Beyond the loosely autobiographical details, the sublime specificity that distinguishes Insecure from every other comedy about a protagonist who’s nearing 30 and feeling pressure to get his or her life together is the exactness of Issa and Molly’s friendship, which greatly depends on their demographic commonalities. Both educated black professionals in predominantly white offices, they regularly straddle L.A.’s racial and class divides in ways no other character on the show has to. (In true awkward-black-girl form, Rae describes her character as “not black enough for the black people and not white enough for the white people,” while Molly, the “Will Smith of corporate,” is “looooove[d]” by both groups.) Which is why Molly can grouchily roll her eyes and mutter, “Black people, stay down,” when she sees an African-American intern at her staid law office acting “too loud” and be instantly understood by her best friend. It’s also a type of camaraderie we still rarely see in mainstream pop culture, especially between women, in large part because vehicles centered around female friends of color are still few and far between.

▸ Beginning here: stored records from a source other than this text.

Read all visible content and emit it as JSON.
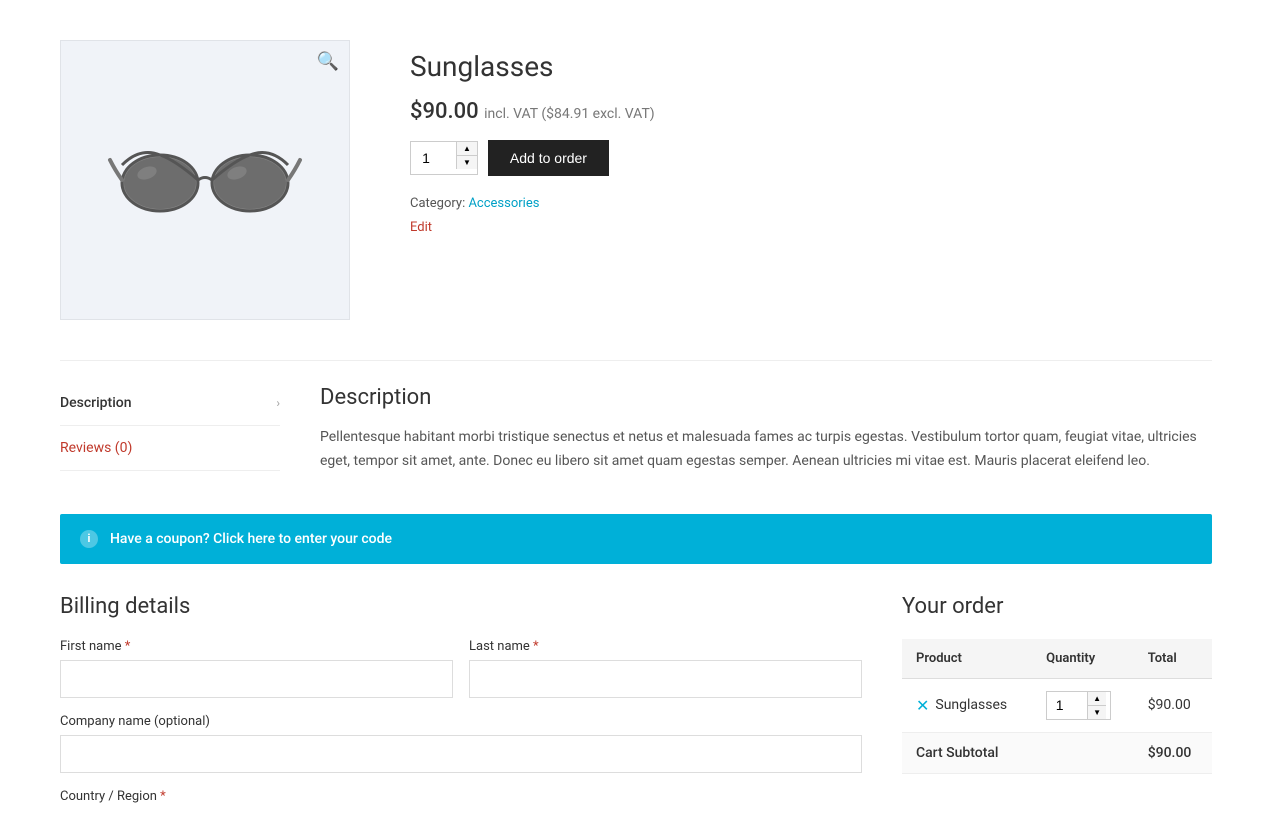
{
  "product": {
    "title": "Sunglasses",
    "price": "$90.00",
    "incl_vat": "incl. VAT",
    "excl_vat": "($84.91 excl. VAT)",
    "quantity": "1",
    "add_to_order_label": "Add to order",
    "category_label": "Category:",
    "category_name": "Accessories",
    "edit_label": "Edit"
  },
  "tabs": {
    "description_tab": "Description",
    "reviews_tab": "Reviews (0)",
    "content_title": "Description",
    "content_text": "Pellentesque habitant morbi tristique senectus et netus et malesuada fames ac turpis egestas. Vestibulum tortor quam, feugiat vitae, ultricies eget, tempor sit amet, ante. Donec eu libero sit amet quam egestas semper. Aenean ultricies mi vitae est. Mauris placerat eleifend leo."
  },
  "coupon": {
    "text": "Have a coupon? Click here to enter your code",
    "icon": "i"
  },
  "billing": {
    "title": "Billing details",
    "first_name_label": "First name",
    "last_name_label": "Last name",
    "company_name_label": "Company name (optional)",
    "country_label": "Country / Region",
    "required_marker": " *"
  },
  "order": {
    "title": "Your order",
    "col_product": "Product",
    "col_quantity": "Quantity",
    "col_total": "Total",
    "product_name": "Sunglasses",
    "product_qty": "1",
    "product_total": "$90.00",
    "subtotal_label": "Cart Subtotal",
    "subtotal_value": "$90.00"
  },
  "icons": {
    "zoom": "🔍",
    "chevron": "›",
    "remove": "✕",
    "info": "i"
  }
}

Many if not all best friendships are based on shared histories, shorthands, in-jokes, deep knowledge of each other’s formative experiences, and the many other details that add up to a profound bond. But race, gender, class, and other institutionalized differences add new dimensions of understanding — and misunderstanding. Issa and Molly don’t see eye to eye on every issue; it’s especially painful when Issa, who spends much of her time around touchy-feely types, gently suggests that her friend try therapy only for Molly to dismiss it as “go[ing] broke paying for a fake friend.” But most of the time, they’re the only ones who can truly help one another. Molly is the inspiration for Issa taking her students to the beach — an L.A. landmark that can seem awfully remote for some kids whose municipal geography centers around the local mall — while Issa is the only one who can call out Molly’s casual racism and homophobia and be taken seriously by her often-in-denial friend. Then there’s Molly’s — and now possibly Issa’s — perpetual lamentation: that as a highly successful black woman, it’s difficult to find black men at her level. (My sole major objection to Season 1 is that Molly doesn’t quite realize how demanding or needy she is.)

With Insecure, then, Rae charts the topography of a still scarcely depicted kind of friendship, where the microaggressions of the day top the agenda for every conversation, weaving in and out between black slang and “talk[ing] like a white girl” is so frequent as to be unnoticeable, and having someone understand all the different intersections of race, class, and gender that you’re dealing with is treated like the treasure that it is. With every episode, Insecure has guided us through the idiosyncrasies of Issa and Molly’s friendship — a special understanding that exists everywhere in Los Angeles, between women, people of color, and other types of minorities who desire, just like all those sad white people, not just to be known, but to be understood immediately and completely.